Swollen government indebtedness — and the upward pressure that puts on interest rates — is here to stay, according to a paper to be presented to the Federal Reserve’s annual Jackson Hole symposium on Saturday.

(Bloomberg) — Swollen government indebtedness — and the upward pressure that puts on interest rates — is here to stay, according to a paper to be presented to the Federal Reserve’s annual Jackson Hole symposium on Saturday. 

“High public debts are not going to decline significantly for the foreseeable future,” International Monetary Fund economist Serkan Arslanalp and University of California, Berkeley professor Barry Eichengreen wrote in the paper. “Countries are going to have to live with this new reality as a semi-permanent state.” 

The US and other highly rated advanced-country creditors should find doing so “manageable,” thanks to demand for their debt as a “safe asset” from public institutions like central banks and private investors, the economists said. But emerging markets and especially developing countries will face more difficulties, with debt restructuring likely necessary in many cases, they added.

The paper examines a variety of ways indebtedness could be reduced and finds them unlikely to occur. Divided governments will find it difficult to cut spending and boost taxes, especially at a time of slow economic growth. Inflating away the debt won’t work, unless the increase in inflation is a surprise and is substantial. 

And interest rates, if anything, are more likely to trend higher, than lower.

“It is hard to foresee them falling still lower, and there are good reasons for thinking that they may now start heading up,” including the high level of public debt, Arslanalp and Eichengreen wrote.

Read More: US and China Are Sending Global Debt to Record, IMF Warns

They expect private demand for safe assets from financial institutions and retail investors to grow by roughly $2 trillion by 2026. That will be on top of an increase of as much as $1.9 trillion from emerging-market central banks.

But the supply of assets from the US, Germany and other highly rated countries, as well as lesser-graded creditors like Japan and the UK, is likely to be bigger, putting upward pressure on rates, they said.

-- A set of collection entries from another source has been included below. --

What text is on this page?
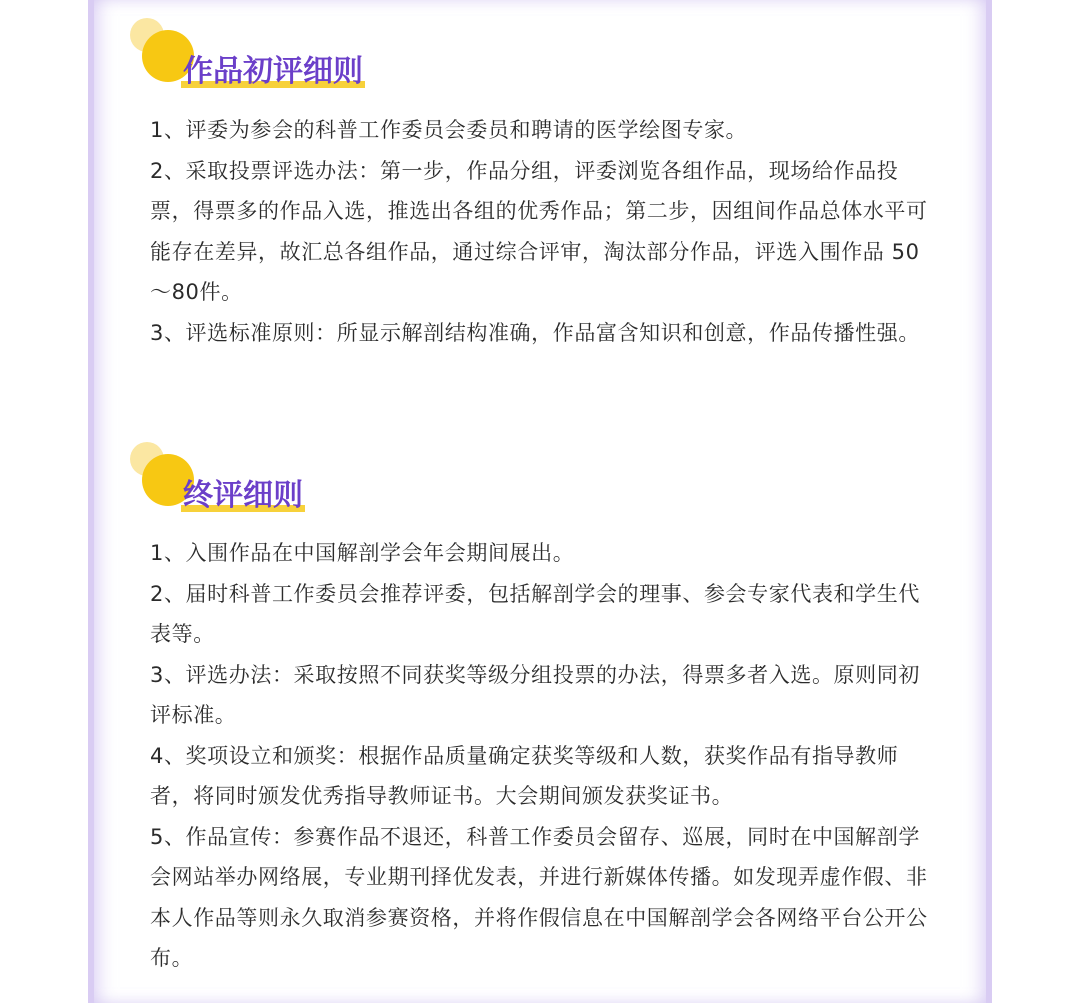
作品初评细则
1、评委为参会的科普工作委员会委员和聘请的医学绘图专家。
2、采取投票评选办法：第一步，作品分组，评委浏览各组作品，现场给作品投票，得票多的作品入选，推选出各组的优秀作品；第二步，因组间作品总体水平可能存在差异，故汇总各组作品，通过综合评审，淘汰部分作品，评选入围作品 50～80件。
3、评选标准原则：所显示解剖结构准确，作品富含知识和创意，作品传播性强。
终评细则
1、入围作品在中国解剖学会年会期间展出。
2、届时科普工作委员会推荐评委，包括解剖学会的理事、参会专家代表和学生代表等。
3、评选办法：采取按照不同获奖等级分组投票的办法，得票多者入选。原则同初评标准。
4、奖项设立和颁奖：根据作品质量确定获奖等级和人数，获奖作品有指导教师者，将同时颁发优秀指导教师证书。大会期间颁发获奖证书。
5、作品宣传：参赛作品不退还，科普工作委员会留存、巡展，同时在中国解剖学会网站举办网络展，专业期刊择优发表，并进行新媒体传播。如发现弄虚作假、非本人作品等则永久取消参赛资格，并将作假信息在中国解剖学会各网络平台公开公布。
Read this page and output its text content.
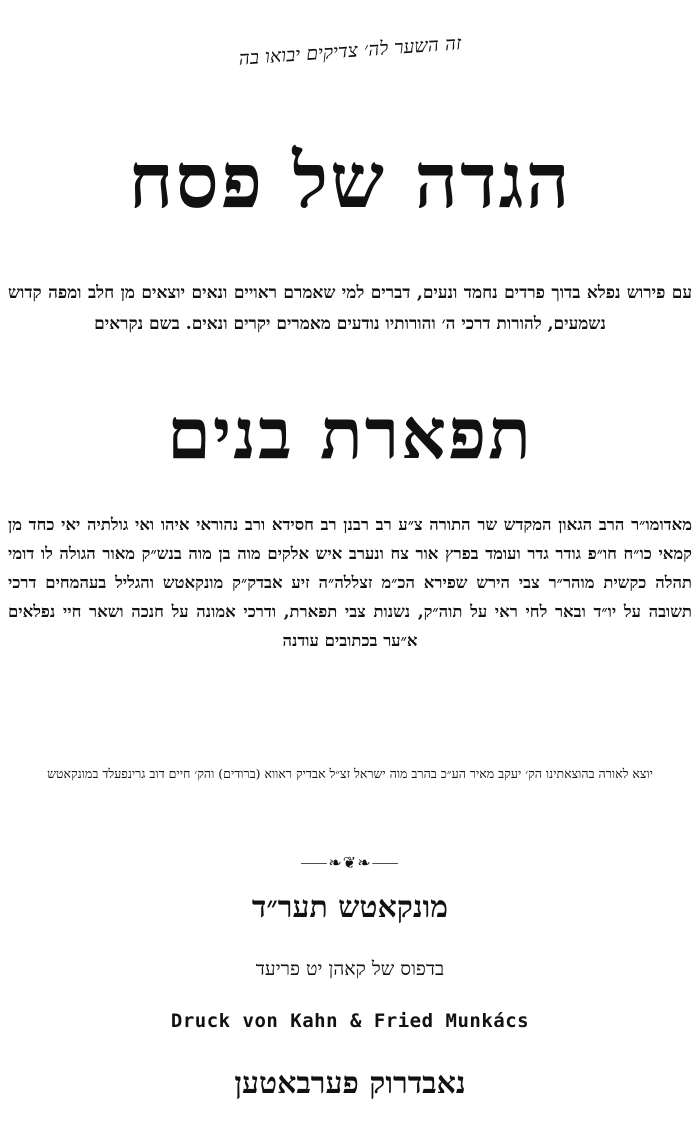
זה השער לה׳ צדיקים יבואו בה
הגדה של פסח
עם פירוש נפלא בדוך פרדים נחמד ונעים, דברים למי שאמרם ראויים ונאים יוצאים מן חלב ומפה קדוש נשמעים, להורות דרכי ה׳ והורותיו נודעים מאמרים יקרים ונאים. בשם נקראים
תפארת בנים
מאדומו״ר הרב הגאון המקדש שר התורה צ״ע רב רבנן רב חסידא ורב נהוראי איהו ואי גולתיה יאי כחד מן קמאי כו״ח חו״פ גודר גדר ועומד בפרץ אור צח ונערב איש אלקים מוה בן מוה בנש״ק מאור הגולה לו דומי תהלה כקשית מוהר״ר צבי הירש שפירא הכ״מ זצללה״ה זיע אבדק״ק מונקאטש והגליל בעהמחים דרכי תשובה על יו״ד ובאר לחי ראי על תוה״ק, נשנות צבי תפארת, ודרכי אמונה על חנכה ושאר חיי נפלאים א״ער בכתובים עודנה
יוצא לאורה בהוצאתינו הק׳ יעקב מאיר הע״כ בהרב מוה ישראל זצ״ל אבדיק ראווא (ברודים) והק׳ חיים דוב גרינפעלד במונקאטש
⸺❧❦❧⸺
מונקאטש תער״ד
בדפוס של קאהן יט פריעד
Druck von Kahn & Fried Munkács
נאבדרוק פערבאטען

The economists warned that countries like the US can’t take their status as top-tier creditors for granted and “must take care to avoid actions that cause their safe assets to be rerated as unsafe.”

In that regard, Fitch Ratings Inc. stripped the US of its top AAA credit rating earlier this month, citing the country’s high and growing indebtedness and repeated standoffs in Washington over the debt ceiling. That left only one of three leading ratings agencies, Moody’s Investors Service Inc., grading US debt AAA.

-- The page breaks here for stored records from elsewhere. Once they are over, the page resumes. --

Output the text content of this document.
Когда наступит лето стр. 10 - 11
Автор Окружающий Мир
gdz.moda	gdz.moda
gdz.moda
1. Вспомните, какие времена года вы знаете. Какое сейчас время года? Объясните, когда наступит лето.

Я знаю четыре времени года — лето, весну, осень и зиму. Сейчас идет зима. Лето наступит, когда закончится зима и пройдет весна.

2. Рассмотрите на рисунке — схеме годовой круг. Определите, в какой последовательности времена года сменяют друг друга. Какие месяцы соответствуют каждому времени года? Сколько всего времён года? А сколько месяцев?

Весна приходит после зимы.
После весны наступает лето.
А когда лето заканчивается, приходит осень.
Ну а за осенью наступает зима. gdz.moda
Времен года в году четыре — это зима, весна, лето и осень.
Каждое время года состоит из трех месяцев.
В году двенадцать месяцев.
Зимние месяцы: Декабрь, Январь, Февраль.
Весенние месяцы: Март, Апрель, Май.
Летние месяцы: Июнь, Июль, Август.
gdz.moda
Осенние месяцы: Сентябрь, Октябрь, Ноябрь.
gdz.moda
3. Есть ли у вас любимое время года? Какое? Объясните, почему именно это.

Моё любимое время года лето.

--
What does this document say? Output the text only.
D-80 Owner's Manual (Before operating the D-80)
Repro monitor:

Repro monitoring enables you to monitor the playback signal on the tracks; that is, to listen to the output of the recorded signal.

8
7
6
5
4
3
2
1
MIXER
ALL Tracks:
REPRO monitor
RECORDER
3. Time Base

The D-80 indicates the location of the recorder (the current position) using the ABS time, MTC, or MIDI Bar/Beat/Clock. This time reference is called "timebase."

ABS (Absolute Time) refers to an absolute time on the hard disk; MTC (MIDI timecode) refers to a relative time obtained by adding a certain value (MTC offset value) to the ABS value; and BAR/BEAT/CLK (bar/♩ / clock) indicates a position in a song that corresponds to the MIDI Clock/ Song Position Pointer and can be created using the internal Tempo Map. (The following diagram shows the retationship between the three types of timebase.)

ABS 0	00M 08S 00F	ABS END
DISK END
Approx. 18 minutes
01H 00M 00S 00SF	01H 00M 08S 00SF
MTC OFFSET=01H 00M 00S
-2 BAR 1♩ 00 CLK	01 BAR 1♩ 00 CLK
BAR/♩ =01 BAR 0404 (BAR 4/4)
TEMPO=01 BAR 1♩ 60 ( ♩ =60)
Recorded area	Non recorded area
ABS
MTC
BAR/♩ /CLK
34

Read More: US Budget Deficits Are Exploding, With No End in Sight

Other advanced countries with lower ratings, such as Italy, could face difficulties as major central banks reduce their holdings of sovereign debt via quantitative tightening, Arslanalp and Eichengreen suggested.

But it is developing nations that will feel the most strain. A speedy solution to their woes though looks unlikely, given that more creditors are involved – think China and hedge funds – than in the past, according to the paper.